Commersonia densiflora is a species of flowering plant in the family Malvaceae and endemic to the south-west of Western Australia. It is a dense, low-growing shrub with pinnate, elliptic to narrowly oblong, prominently veined leaves, and white flowers in clusters of 100 or more.

==Description==
Commersonia densiflora is a dense, low-growing shrub that typically grows to 0.5–1.5 m high and 0.5–1 m wide, its new growth densely covered with white, star-shaped hairs.
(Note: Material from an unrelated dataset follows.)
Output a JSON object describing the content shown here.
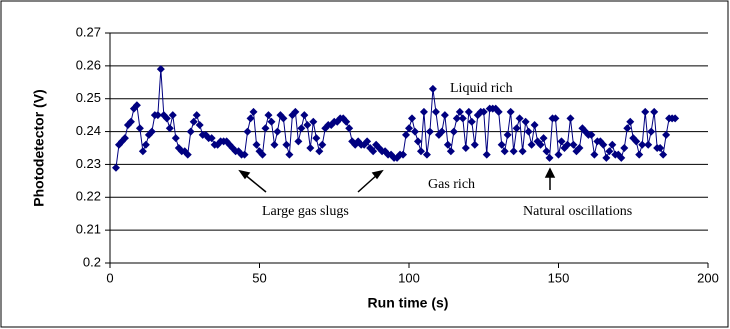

The leaves are pinnate, elliptic to narrowly oblong, 15–30 mm long and 3–10 mm wide on a petiole 3–6 mm long with stipules 4–10 mm long at the base. The edges of the leaves are rolled under and wavy with irregular teeth, the upper surface has prominent veins, and both surfaces are densely covered with white, star-shaped hairs. The flowers are arranged in dense clusters of 20 to 100 or more on the ends of branches on a peduncle 6–22 mm long, each flower on a pedicel 5–20 mm long with a bract 2–7 mm long at the base. The flowers are 8–15 mm wide with five white, petal-like sepals, five pale yellow or white petals with a linear ligule, and a single, densely hairy white staminode between each pair of stamens. Flowering occurs from August to November and the fruit is a hairy capsule 4–5 mm in diameter.

==Taxonomy==
This species was first formally described in 1849 by Nikolai Turczaninow who gave it the name Achilleopsis densiflora in the Bulletin de la Société Impériale des Naturalistes de Moscou from specimens collected by James Drummond. In 1876, Ferdinand von Mueller transferred the species to Commersonia as C. densiflora in his Fragmenta Phytographiae Australiae.

The specific epithet (densiflora) means "crowded-flowered".

==Distribution and habitat==
Commersonia densiflora grows in shrubland and woodland between Mullewa, Kalbarri and Shark Bay in the drier parts of the Avon Wheatbelt, Geraldton Sandplains, Swan Coastal Plain and Yalgoo bioregions of south-western Western Australia.